The slot calculus is real. Early-year family and superhero blocks are thinner in 2026, making room for genre entries that can seize a weekend or stand as the older-leaning counter. January is the prime example. Four tonal lanes of horror will trade weekends across five weekends, which keeps buzz lanes tidy. Summer provides the other window. The parody can surf the early-summer animated and action swell, then the hard-R entry can make hay in a late-July lull before back-to-school.

Money matters, ratings, and surprise hits

Budgets remain in the efficient band. Most of the films above will track under the $40–$50 million range, with many far below. That allows for robust premium-format allocation without needing superhero-level volume to break even. The most likely R ratings include Evil Dead Burn, Werwulf, and possibly Resident Evil depending on the final cut. Scream 7, Insidious, and SOULM8TE can plausibly land PG-13 to maximize reach, though each franchise has toggled between ratings in the past. Specialty plays tend to lean R to preserve tone and intensity.

The underdog chase continues in Q1, where low-to-mid budget genre can own weekends with minimal competition, and again in late summer, where horror often becomes the conversation when tentpoles tire. The 2026 slate is set up to use those gaps. January could easily deliver the first dark-horse hit of the year, and August into September gives Sony an avenue to hold screens with back-to-back supernatural IP while still leaving room for an indie breakout.

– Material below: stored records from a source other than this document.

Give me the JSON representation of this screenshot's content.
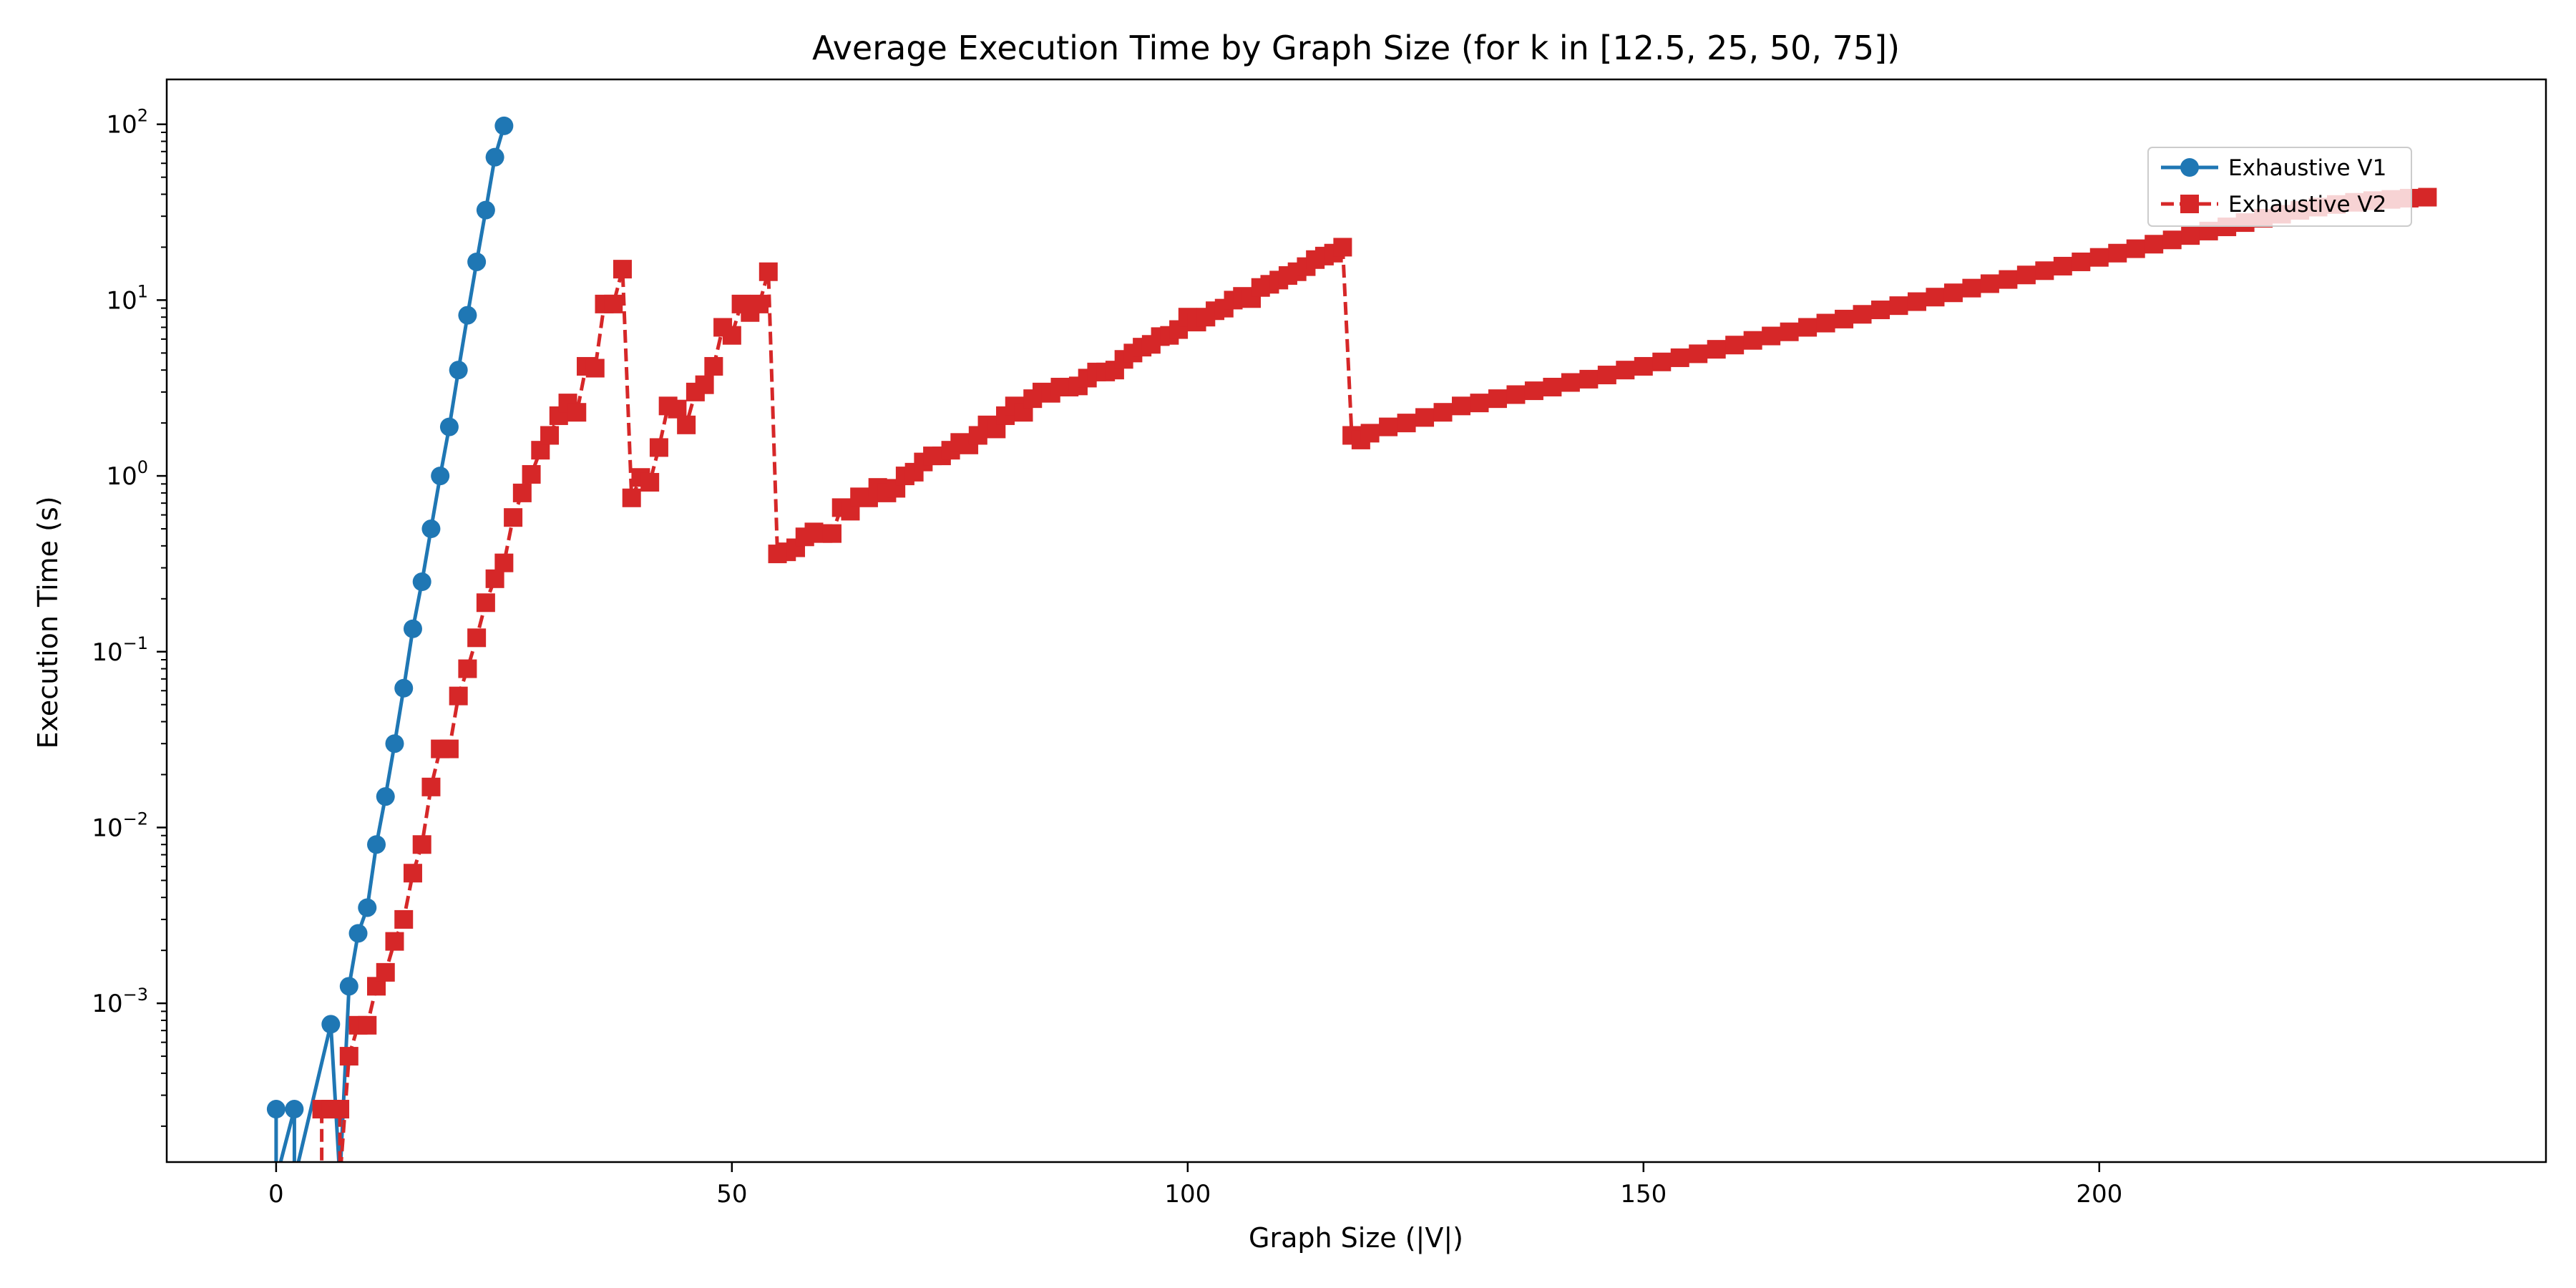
{
  "chart_data": {
    "type": "line",
    "title": "Average Execution Time by Graph Size (for k in [12.5, 25, 50, 75])",
    "xlabel": "Graph Size (|V|)",
    "ylabel": "Execution Time (s)",
    "xscale": "linear",
    "yscale": "log",
    "xlim": [
      -12,
      249
    ],
    "ylim": [
      0.000125,
      180
    ],
    "xticks": [
      0,
      50,
      100,
      150,
      200
    ],
    "xtick_labels": [
      "0",
      "50",
      "100",
      "150",
      "200"
    ],
    "yticks": [
      0.001,
      0.01,
      0.1,
      1,
      10,
      100
    ],
    "ytick_labels": [
      {
        "base": "10",
        "exp": "−3"
      },
      {
        "base": "10",
        "exp": "−2"
      },
      {
        "base": "10",
        "exp": "−1"
      },
      {
        "base": "10",
        "exp": "0"
      },
      {
        "base": "10",
        "exp": "1"
      },
      {
        "base": "10",
        "exp": "2"
      }
    ],
    "grid": false,
    "legend_position": "upper right",
    "series": [
      {
        "name": "Exhaustive V1",
        "color": "#1f77b4",
        "linestyle": "solid",
        "marker": "circle",
        "points": [
          [
            0,
            0.00025
          ],
          [
            0,
            0.0001
          ],
          [
            2,
            0.00025
          ],
          [
            2,
            0.0001
          ],
          [
            6,
            0.00076
          ],
          [
            7,
            0.0001
          ],
          [
            8,
            0.00125
          ],
          [
            9,
            0.0025
          ],
          [
            10,
            0.0035
          ],
          [
            11,
            0.008
          ],
          [
            12,
            0.015
          ],
          [
            13,
            0.03
          ],
          [
            14,
            0.062
          ],
          [
            15,
            0.135
          ],
          [
            16,
            0.25
          ],
          [
            17,
            0.5
          ],
          [
            18,
            1.0
          ],
          [
            19,
            1.9
          ],
          [
            20,
            4.0
          ],
          [
            21,
            8.2
          ],
          [
            22,
            16.5
          ],
          [
            23,
            32.5
          ],
          [
            24,
            65
          ],
          [
            25,
            98
          ]
        ]
      },
      {
        "name": "Exhaustive V2",
        "color": "#d62728",
        "linestyle": "dashed",
        "marker": "square",
        "points": [
          [
            5,
            0.0001
          ],
          [
            5,
            0.00025
          ],
          [
            6,
            0.00025
          ],
          [
            7,
            0.00025
          ],
          [
            7,
            0.0001
          ],
          [
            8,
            0.0005
          ],
          [
            9,
            0.00075
          ],
          [
            10,
            0.00075
          ],
          [
            11,
            0.00125
          ],
          [
            12,
            0.0015
          ],
          [
            13,
            0.00225
          ],
          [
            14,
            0.003
          ],
          [
            15,
            0.0055
          ],
          [
            16,
            0.008
          ],
          [
            17,
            0.017
          ],
          [
            18,
            0.028
          ],
          [
            19,
            0.028
          ],
          [
            20,
            0.056
          ],
          [
            21,
            0.08
          ],
          [
            22,
            0.12
          ],
          [
            23,
            0.19
          ],
          [
            24,
            0.26
          ],
          [
            25,
            0.32
          ],
          [
            26,
            0.58
          ],
          [
            27,
            0.8
          ],
          [
            28,
            1.02
          ],
          [
            29,
            1.4
          ],
          [
            30,
            1.7
          ],
          [
            31,
            2.2
          ],
          [
            32,
            2.6
          ],
          [
            33,
            2.3
          ],
          [
            34,
            4.2
          ],
          [
            35,
            4.1
          ],
          [
            36,
            9.5
          ],
          [
            37,
            9.5
          ],
          [
            38,
            15
          ],
          [
            39,
            0.75
          ],
          [
            40,
            0.98
          ],
          [
            41,
            0.92
          ],
          [
            42,
            1.45
          ],
          [
            43,
            2.5
          ],
          [
            44,
            2.4
          ],
          [
            45,
            1.95
          ],
          [
            46,
            3.0
          ],
          [
            47,
            3.3
          ],
          [
            48,
            4.2
          ],
          [
            49,
            7.0
          ],
          [
            50,
            6.3
          ],
          [
            51,
            9.5
          ],
          [
            52,
            8.5
          ],
          [
            53,
            9.5
          ],
          [
            54,
            14.5
          ],
          [
            55,
            0.36
          ],
          [
            56,
            0.37
          ],
          [
            57,
            0.39
          ],
          [
            58,
            0.45
          ],
          [
            59,
            0.48
          ],
          [
            60,
            0.47
          ],
          [
            61,
            0.47
          ],
          [
            62,
            0.66
          ],
          [
            63,
            0.63
          ],
          [
            64,
            0.76
          ],
          [
            65,
            0.75
          ],
          [
            66,
            0.86
          ],
          [
            67,
            0.8
          ],
          [
            68,
            0.85
          ],
          [
            69,
            1.0
          ],
          [
            70,
            1.05
          ],
          [
            71,
            1.2
          ],
          [
            72,
            1.3
          ],
          [
            73,
            1.3
          ],
          [
            74,
            1.4
          ],
          [
            75,
            1.55
          ],
          [
            76,
            1.5
          ],
          [
            77,
            1.7
          ],
          [
            78,
            1.95
          ],
          [
            79,
            1.85
          ],
          [
            80,
            2.2
          ],
          [
            81,
            2.5
          ],
          [
            82,
            2.3
          ],
          [
            83,
            2.75
          ],
          [
            84,
            3.0
          ],
          [
            85,
            2.95
          ],
          [
            86,
            3.2
          ],
          [
            87,
            3.2
          ],
          [
            88,
            3.25
          ],
          [
            89,
            3.6
          ],
          [
            90,
            3.9
          ],
          [
            91,
            3.9
          ],
          [
            92,
            4.0
          ],
          [
            93,
            4.6
          ],
          [
            94,
            5.0
          ],
          [
            95,
            5.4
          ],
          [
            96,
            5.6
          ],
          [
            97,
            6.2
          ],
          [
            98,
            6.3
          ],
          [
            99,
            6.8
          ],
          [
            100,
            8.0
          ],
          [
            101,
            7.5
          ],
          [
            102,
            8.0
          ],
          [
            103,
            8.7
          ],
          [
            104,
            9.0
          ],
          [
            105,
            10.0
          ],
          [
            106,
            10.5
          ],
          [
            107,
            10.2
          ],
          [
            108,
            11.8
          ],
          [
            109,
            12.3
          ],
          [
            110,
            13.0
          ],
          [
            111,
            13.8
          ],
          [
            112,
            14.5
          ],
          [
            113,
            15.5
          ],
          [
            114,
            17.0
          ],
          [
            115,
            17.8
          ],
          [
            116,
            18.5
          ],
          [
            117,
            20
          ],
          [
            118,
            1.7
          ],
          [
            119,
            1.6
          ],
          [
            120,
            1.75
          ],
          [
            122,
            1.9
          ],
          [
            124,
            2.0
          ],
          [
            126,
            2.15
          ],
          [
            128,
            2.3
          ],
          [
            130,
            2.5
          ],
          [
            132,
            2.6
          ],
          [
            134,
            2.75
          ],
          [
            136,
            2.9
          ],
          [
            138,
            3.05
          ],
          [
            140,
            3.2
          ],
          [
            142,
            3.4
          ],
          [
            144,
            3.55
          ],
          [
            146,
            3.75
          ],
          [
            148,
            4.0
          ],
          [
            150,
            4.2
          ],
          [
            152,
            4.45
          ],
          [
            154,
            4.7
          ],
          [
            156,
            4.95
          ],
          [
            158,
            5.25
          ],
          [
            160,
            5.55
          ],
          [
            162,
            5.9
          ],
          [
            164,
            6.25
          ],
          [
            166,
            6.6
          ],
          [
            168,
            7.0
          ],
          [
            170,
            7.4
          ],
          [
            172,
            7.8
          ],
          [
            174,
            8.3
          ],
          [
            176,
            8.8
          ],
          [
            178,
            9.3
          ],
          [
            180,
            9.8
          ],
          [
            182,
            10.4
          ],
          [
            184,
            11.0
          ],
          [
            186,
            11.7
          ],
          [
            188,
            12.4
          ],
          [
            190,
            13.1
          ],
          [
            192,
            13.9
          ],
          [
            194,
            14.7
          ],
          [
            196,
            15.6
          ],
          [
            198,
            16.5
          ],
          [
            200,
            17.5
          ],
          [
            202,
            18.5
          ],
          [
            204,
            19.6
          ],
          [
            206,
            20.8
          ],
          [
            208,
            22.0
          ],
          [
            210,
            23.3
          ],
          [
            212,
            24.7
          ],
          [
            214,
            26.1
          ],
          [
            216,
            27.6
          ],
          [
            218,
            29.2
          ],
          [
            220,
            30.8
          ],
          [
            222,
            32.4
          ],
          [
            224,
            33.8
          ],
          [
            226,
            35.0
          ],
          [
            228,
            36.0
          ],
          [
            230,
            36.8
          ],
          [
            232,
            37.4
          ],
          [
            234,
            38.0
          ],
          [
            236,
            38.5
          ]
        ]
      }
    ]
  }
}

Internationally, brand recognition helps Resident Evil, Evil Dead, and Scream travel, while 28 Years Later benefits from a British setting and returning talent. Werwulf and The Mummy will lean on auteur and classic-monster awareness abroad. Streamers will amplify the tail, with copyright pickups boosting Universal’s slate and Shudder driving evangelism for Cineverse titles. Expect a healthy PVOD phase across the board, since horror fans have shown a willingness to pay for convenience after an opening weekend, especially when word of mouth is strong.

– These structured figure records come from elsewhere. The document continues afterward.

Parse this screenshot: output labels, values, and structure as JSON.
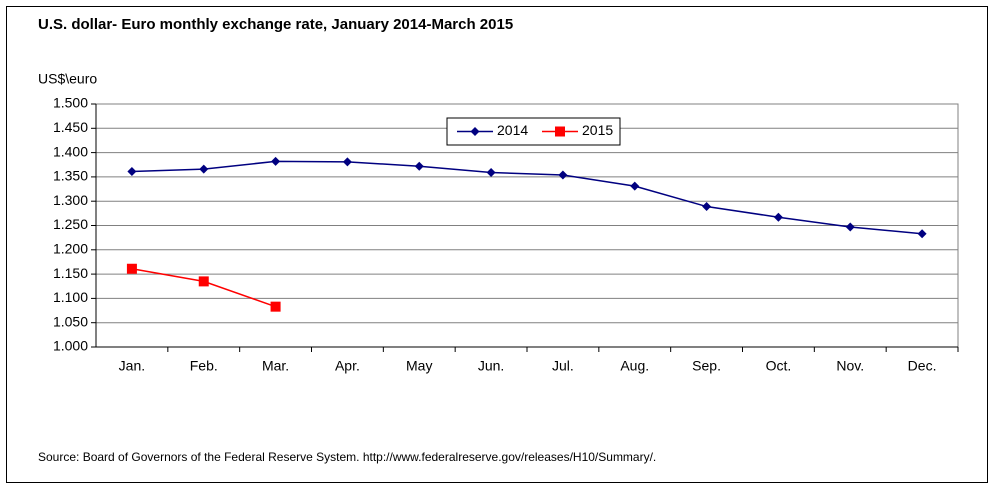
{
  "chart_data": {
    "type": "line",
    "title": "U.S. dollar- Euro monthly exchange rate, January 2014-March 2015",
    "y_label": "US$\\euro",
    "source": "Source: Board of Governors of the Federal Reserve System. http://www.federalreserve.gov/releases/H10/Summary/.",
    "categories": [
      "Jan.",
      "Feb.",
      "Mar.",
      "Apr.",
      "May",
      "Jun.",
      "Jul.",
      "Aug.",
      "Sep.",
      "Oct.",
      "Nov.",
      "Dec."
    ],
    "series": [
      {
        "name": "2014",
        "color": "#000080",
        "marker": "diamond",
        "values": [
          1.361,
          1.366,
          1.382,
          1.381,
          1.372,
          1.359,
          1.354,
          1.331,
          1.289,
          1.267,
          1.247,
          1.233
        ]
      },
      {
        "name": "2015",
        "color": "#ff0000",
        "marker": "square",
        "values": [
          1.161,
          1.135,
          1.083,
          null,
          null,
          null,
          null,
          null,
          null,
          null,
          null,
          null
        ]
      }
    ],
    "ylim": [
      1.0,
      1.5
    ],
    "yticks": [
      {
        "value": 1.0,
        "label": "1.000"
      },
      {
        "value": 1.05,
        "label": "1.050"
      },
      {
        "value": 1.1,
        "label": "1.100"
      },
      {
        "value": 1.15,
        "label": "1.150"
      },
      {
        "value": 1.2,
        "label": "1.200"
      },
      {
        "value": 1.25,
        "label": "1.250"
      },
      {
        "value": 1.3,
        "label": "1.300"
      },
      {
        "value": 1.35,
        "label": "1.350"
      },
      {
        "value": 1.4,
        "label": "1.400"
      },
      {
        "value": 1.45,
        "label": "1.450"
      },
      {
        "value": 1.5,
        "label": "1.500"
      }
    ],
    "grid": true,
    "legend": "top"
  }
}
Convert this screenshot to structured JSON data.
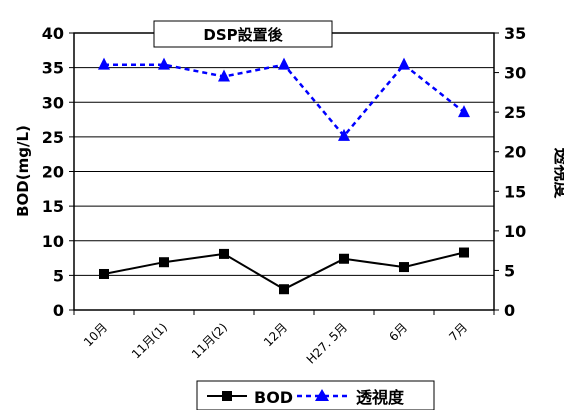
{
  "chart_data": {
    "type": "line",
    "title": "DSP設置後",
    "categories": [
      "10月",
      "11月(1)",
      "11月(2)",
      "12月",
      "H27. 5月",
      "6月",
      "7月"
    ],
    "ylabel_left": "BOD(mg/L)",
    "ylabel_right": "透視度",
    "ylim_left": [
      0,
      40
    ],
    "yticks_left": [
      "0",
      "5",
      "10",
      "15",
      "20",
      "25",
      "30",
      "35",
      "40"
    ],
    "ylim_right": [
      0,
      35
    ],
    "yticks_right": [
      "0",
      "5",
      "10",
      "15",
      "20",
      "25",
      "30",
      "35"
    ],
    "grid": true,
    "legend_position": "bottom",
    "series": [
      {
        "name": "BOD",
        "axis": "left",
        "values": [
          5.2,
          6.9,
          8.1,
          3.0,
          7.4,
          6.2,
          8.3
        ],
        "color": "#000000",
        "line": "solid",
        "marker": "square"
      },
      {
        "name": "透視度",
        "axis": "right",
        "values": [
          31,
          31,
          29.5,
          31,
          22,
          31,
          25
        ],
        "color": "#0000ff",
        "line": "dashed",
        "marker": "triangle"
      }
    ]
  }
}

The moviegoer’s year in horror

From a moviegoer’s perspective, the 2026 horror year offers cadence and diversity. January is a smorgasbord, February delivers a legacy slasher, April resurrects a Universal monster, May and June provide a supernatural one-two for date nights and group outings, July gets blood-slick, August and September keep the supernatural momentum, October turns into a Jordan Peele event, and December invites a somber, literate nightmare. That is how you fuel talk and ticketing without cannibalizing your own titles. The pattern also supports social campaigns that can ratchet upward, using earlier releases to condition the audience for bigger plays in the fall.

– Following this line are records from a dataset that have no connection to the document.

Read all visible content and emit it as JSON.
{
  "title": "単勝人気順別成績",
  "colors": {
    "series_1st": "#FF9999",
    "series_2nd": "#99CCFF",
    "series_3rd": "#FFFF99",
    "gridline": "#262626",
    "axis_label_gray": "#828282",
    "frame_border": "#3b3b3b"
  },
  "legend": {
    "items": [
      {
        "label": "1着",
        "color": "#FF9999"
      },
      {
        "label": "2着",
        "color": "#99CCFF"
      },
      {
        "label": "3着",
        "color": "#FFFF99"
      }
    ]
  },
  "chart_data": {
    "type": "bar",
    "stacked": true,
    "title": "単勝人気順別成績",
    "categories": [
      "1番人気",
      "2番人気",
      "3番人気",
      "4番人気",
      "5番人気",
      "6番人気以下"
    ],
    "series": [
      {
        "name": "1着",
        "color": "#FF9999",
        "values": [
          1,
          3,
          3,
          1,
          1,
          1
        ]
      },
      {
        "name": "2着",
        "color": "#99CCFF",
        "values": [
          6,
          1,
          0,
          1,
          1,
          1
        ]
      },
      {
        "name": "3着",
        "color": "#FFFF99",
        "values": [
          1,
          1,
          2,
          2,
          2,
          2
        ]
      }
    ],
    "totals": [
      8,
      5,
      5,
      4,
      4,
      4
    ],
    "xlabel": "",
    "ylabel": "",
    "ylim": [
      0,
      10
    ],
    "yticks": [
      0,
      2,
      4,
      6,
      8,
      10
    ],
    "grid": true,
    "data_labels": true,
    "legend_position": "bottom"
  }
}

Exhibitors respond well to the spacing. Horror delivers reliable Thursday lifts, optimized footprints, and strong PLF uptake when the creative supports it. The 2026 slate has at least three titles that can command PLF, with The Mummy, Evil Dead Burn, and Werwulf all showcasing grain, soundscape, and image-making that benefit from larger formats. The calendar also leaves room for specialty platformers to open in New York and Los Angeles, build reviews, and slide into national conversation as the fall progresses.

2026 Looks Exciting

Dates shift. Ratings change. Casts shuffle. But the spine of 2026 horror is firm. There is name recognition where it counts, filmmaker vision where it matters, and a calendar that shows studios sense the cadence of scares. The awards and festival pipeline into 2027 will come into focus once the fall festivals lock, and it would not be surprising to see at least one near-deadline boutique buy join the party. For now, the job is simple, produce clean trailers, hold the mystery, and let the shudders sell the seats.